Okay, I know how to come up with a confidence interval when you are only after one proportion (or two), such as the proportion of people who prefer Bush vs. the proportion who don’t. How is it done when there are three or more? For example, in a three-way Bush-Kerry-Nader poll, the margin of error for the proportion favoring each would be different if you calculate it as you would for a poll with just two choices. Am I really asking what the standard deviation is for such a poll? I have a feeling that’s what I’m after, but I’m not sure.

My Dad, a Ph.D. statistician, didn’t seem to recall how to do it off-hand. Maybe this is more at the front of some Dopers’ minds than his…

Here is an easy to follow explanation of the margin of error and the factors that go into it. Basically, it is a confidence interval with other things factored in.

Sorry, didn’t read through much of Shagnasty’s link.
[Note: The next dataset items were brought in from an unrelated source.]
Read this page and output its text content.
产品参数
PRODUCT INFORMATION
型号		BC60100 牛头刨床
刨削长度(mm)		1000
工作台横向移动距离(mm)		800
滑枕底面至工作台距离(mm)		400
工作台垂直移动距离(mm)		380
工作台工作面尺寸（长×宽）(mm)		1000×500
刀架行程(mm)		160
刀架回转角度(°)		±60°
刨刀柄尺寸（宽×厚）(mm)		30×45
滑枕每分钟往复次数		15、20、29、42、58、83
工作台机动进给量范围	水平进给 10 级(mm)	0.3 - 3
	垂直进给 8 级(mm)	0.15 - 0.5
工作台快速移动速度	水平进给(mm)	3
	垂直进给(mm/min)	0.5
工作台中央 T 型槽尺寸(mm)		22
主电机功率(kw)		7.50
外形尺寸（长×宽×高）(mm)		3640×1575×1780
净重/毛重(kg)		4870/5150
But here’s the low down – at least as far as it applies to year 13 statistics as taught in New Zealand.

You can view the results of a multi choice opinion poll as a number of binomial distributions. That is,
[ul]
[li]will vote for Bush / will not vote for Bush[/li][li]will vote for Kerry / will not vote for Kerry[/li][li]will vote for Nader / will not vote for Nader[/li][/ul]
Of course, these three binomial distributions are not independent, but that doesn’t matter. They each have their own p value (probability of event occurring) and they all have the same n value.
You could simply calculate the confidence interval the same as normal. Except, as you rightly pointed out, you would have three (or more) different margins of error.

The worst case scenario is when p is close to 0.5. That is when the margin of error is greatest. What is done in practice it to calculate the margin of error for p=0.5 and use that value when you report the results of the poll. Typically in NZ a poll of 1000 is used with a confidence level of 95%. The results are reported with a “margin of error of plus or minus three percent”.

[doing the math]

Zinv(0.95) * sqrt(p(1-p)/n)
= 1.96 * sqrt(0.25/1000).
=0.0309903211
approx equals 3%

[/doing the math]
There are some problems with this approach. It is confusing when you have low polling candidates whose polling may actually be below the margin of error. The other and more subtle difficulty is that the Binomial --> Normal approximation (upon which the central limit theorem and hence confidence intervals are based) is less valid for low values of p. This is particularly true when n is also low.

Statisticians don’t really expect journalists to understands the subtlety of all of this. Nor do they think the general public really understands. And politicians are told by their media spin doctors not to pay too much attention to the polls (unless of course they are ahead). The confusion introduced by the somewhat ad-hoc approach is small compared to the confusion that already exists concerning statistics and the additional confusion that would be added by adopting a more rigourous approach.

To put it bluntly,
If polls are reported as having a margin of error of plus or minus 3% (at a 95% confidence level)
then,
5% of such polls are completely wrong. That is the true value is more than three percentage points from the reported value.

And this is assuming that the sampling process is completely unbiased. Which is something that I would doubt in most cases.